Lors d’un point de presse mardi 20 décembre, la porte-parole du Quai d’Orsay a exhorté Kigali à respecter les processus de Luanda et de Nairobi visant à mettre fin aux hostilités au Nord-Kivu où l’ancienne rébellion a repris les armes il y a un an.
« Le Rwanda, car il faut le nommer, doit cesser ce soutien au M23 », a déclaré à Kinshasa mardi 20 décembre Chrysoula Zacharopoulou, la secrétaire d’État auprès de la ministre des Affaires étrangères. Une sortie saluée par le ministre congolais de la Communication. Patrick Muyaya estime néanmoins que cela aurait pu intervenir plus tôt et qu’il faut aller plus loin : « condamnation, sanction, justice et réparation », dit-il.
C’est la première fois que la France évoque ouvertement ce lien entre le M23 et le Rwanda; une véritable évolution de la ligne diplomatique. Jusqu’ici, la France avait plutôt opéré ces dernières années un rapprochement avec les autorités de Kigali. Le président Macron a assez vite voulu se distinguer de ses prédécesseurs. C’est pour ça que Paris a notamment soutenu la candidature de Louise Mushikiwabo à la tête de la Francophonie en 2018. À cette époque, elle était la ministre rwandaise des Affaires étrangères.
C’est aussi dans ce sens-là qu’a été mise en place la commission Duclert, chargée de faire la lumière sur le rôle de la France lors du génocide des Tutsis au Rwanda en 1994. Rapport qui a établi « un ensemble de responsabilités lourdes et accablantes » de Paris. Et puis surtout, il y a eu un voyage officiel du président Macron au Rwanda en 2021.

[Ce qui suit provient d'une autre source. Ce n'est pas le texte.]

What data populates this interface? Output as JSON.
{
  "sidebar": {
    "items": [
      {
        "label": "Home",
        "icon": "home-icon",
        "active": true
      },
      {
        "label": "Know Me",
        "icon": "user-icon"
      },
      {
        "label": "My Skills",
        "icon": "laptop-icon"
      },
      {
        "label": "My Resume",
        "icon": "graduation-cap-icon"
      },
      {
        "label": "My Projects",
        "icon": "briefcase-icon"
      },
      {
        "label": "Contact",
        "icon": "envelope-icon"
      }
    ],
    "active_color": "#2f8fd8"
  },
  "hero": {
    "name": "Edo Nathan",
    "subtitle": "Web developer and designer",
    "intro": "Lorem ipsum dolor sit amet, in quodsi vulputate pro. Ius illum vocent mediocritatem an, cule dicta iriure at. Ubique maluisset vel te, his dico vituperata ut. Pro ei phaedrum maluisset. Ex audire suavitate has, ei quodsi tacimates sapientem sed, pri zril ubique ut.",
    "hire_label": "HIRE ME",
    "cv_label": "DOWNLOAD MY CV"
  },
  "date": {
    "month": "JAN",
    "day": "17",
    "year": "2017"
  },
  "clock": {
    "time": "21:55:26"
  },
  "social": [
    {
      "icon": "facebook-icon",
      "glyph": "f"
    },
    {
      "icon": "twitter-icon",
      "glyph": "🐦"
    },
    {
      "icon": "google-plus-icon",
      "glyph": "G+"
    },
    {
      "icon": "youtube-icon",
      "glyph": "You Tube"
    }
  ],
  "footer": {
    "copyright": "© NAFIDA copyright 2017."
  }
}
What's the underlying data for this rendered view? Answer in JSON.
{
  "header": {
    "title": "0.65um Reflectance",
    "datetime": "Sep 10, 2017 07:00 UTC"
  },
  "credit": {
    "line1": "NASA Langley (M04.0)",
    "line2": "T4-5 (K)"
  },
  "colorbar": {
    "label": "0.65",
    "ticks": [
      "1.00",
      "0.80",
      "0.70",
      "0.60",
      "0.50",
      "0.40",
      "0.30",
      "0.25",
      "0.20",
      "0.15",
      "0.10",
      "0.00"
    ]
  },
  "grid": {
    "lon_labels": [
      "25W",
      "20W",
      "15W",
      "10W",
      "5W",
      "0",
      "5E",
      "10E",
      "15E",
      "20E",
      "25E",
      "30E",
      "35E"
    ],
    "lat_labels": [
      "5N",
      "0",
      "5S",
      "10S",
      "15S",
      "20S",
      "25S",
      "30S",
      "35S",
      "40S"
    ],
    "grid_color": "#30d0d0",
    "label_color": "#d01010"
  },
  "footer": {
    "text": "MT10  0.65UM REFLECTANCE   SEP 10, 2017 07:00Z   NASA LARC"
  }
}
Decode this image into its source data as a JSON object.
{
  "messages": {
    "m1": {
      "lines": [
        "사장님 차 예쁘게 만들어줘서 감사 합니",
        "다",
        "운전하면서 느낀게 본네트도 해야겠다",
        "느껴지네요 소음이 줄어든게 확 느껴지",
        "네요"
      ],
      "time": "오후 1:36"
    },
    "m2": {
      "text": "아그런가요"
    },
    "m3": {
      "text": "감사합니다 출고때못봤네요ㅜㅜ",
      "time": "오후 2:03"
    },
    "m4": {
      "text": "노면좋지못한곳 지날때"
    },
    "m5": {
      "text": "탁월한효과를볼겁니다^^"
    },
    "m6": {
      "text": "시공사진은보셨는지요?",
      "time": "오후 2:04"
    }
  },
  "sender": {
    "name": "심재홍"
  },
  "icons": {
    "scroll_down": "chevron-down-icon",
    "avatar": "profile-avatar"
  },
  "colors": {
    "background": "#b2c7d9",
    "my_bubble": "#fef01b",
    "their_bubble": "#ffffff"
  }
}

À cela s’ajoute la présence de l’armée rwandaise au Mozambique pour lutter contre les jihadistes au Cabo Delgado, où la France a des intérêts avec un projet d’exploitation gazier pour l’entreprise Total.
« Une anticipation du rapport des experts de l’ONU »
Un chercheur spécialiste de la zone explique ce changement de cap comme « une anticipation du rapport des experts de l’ONU sur la situation à l’est de la RDC ». Ce rapport, attendu dans les prochaines heures, ajoute cet analyste, doit pointer une nouvelle fois le soutien du Rwanda au M23. Une nouvelle fois puisqu’en août un premier rapport avait déjà évoqué ce lien.
Ce nouveau document contiendrait des preuves « accablantes », toujours selon les spécialistes de la région. Et ce rapport est déjà depuis plusieurs jours aux mains des diplomates à New York. On peut donc en déduire qu’il s’agit d’un coup de pression pour la diplomatie occidentale.
Parce que jusqu’ici finalement, le seul pays à avoir affiché clairement sa position, ce sont les États-Unis. La diplomatie américaine a plusieurs fois pointé le lien Rwanda/M23 et a plusieurs fois officiellement demandé que ce soutien cesse.
Quid des autres chancelleries
Un rapport qui vient aussi appuyer les efforts diplomatiques congolais de ces derniers mois. « Voyons si les autres vont suivre aussi », s’interroge un expert. Les autres, ce sont surtout la diplomatie européenne et le Royaume-Uni.
Du côté du Parlement européen, un pas a déjà été fait il y a quelques semaines. Fin novembre, il avait officiellement demandé au « Rwanda de ne pas soutenir le M23 ». Mais tout est dans la formulation : ce n’était pas une condamnation comme celle de la France. En revanche, du côté de l’Union européenne, et notamment de la Commission, il n’y a pas eu encore de déclaration en ce sens.
Le Royaume-Uni de son côté, qui fait partie des voix importantes de la diplomatie occidentale, a des intérêts importants avec Kigali. Les deux pays ont conclu un accord controversé qui prévoit que le Rwanda accueille les migrants arrivés illégalement au Royaume-Uni le temps d’examiner leur demande d’asile. Et lundi, la justice britannique a reconnu la légalité de cet accord. On imagine donc que ce sera difficile pour le Royaume-Uni de condamner le soutien rwandais au M23.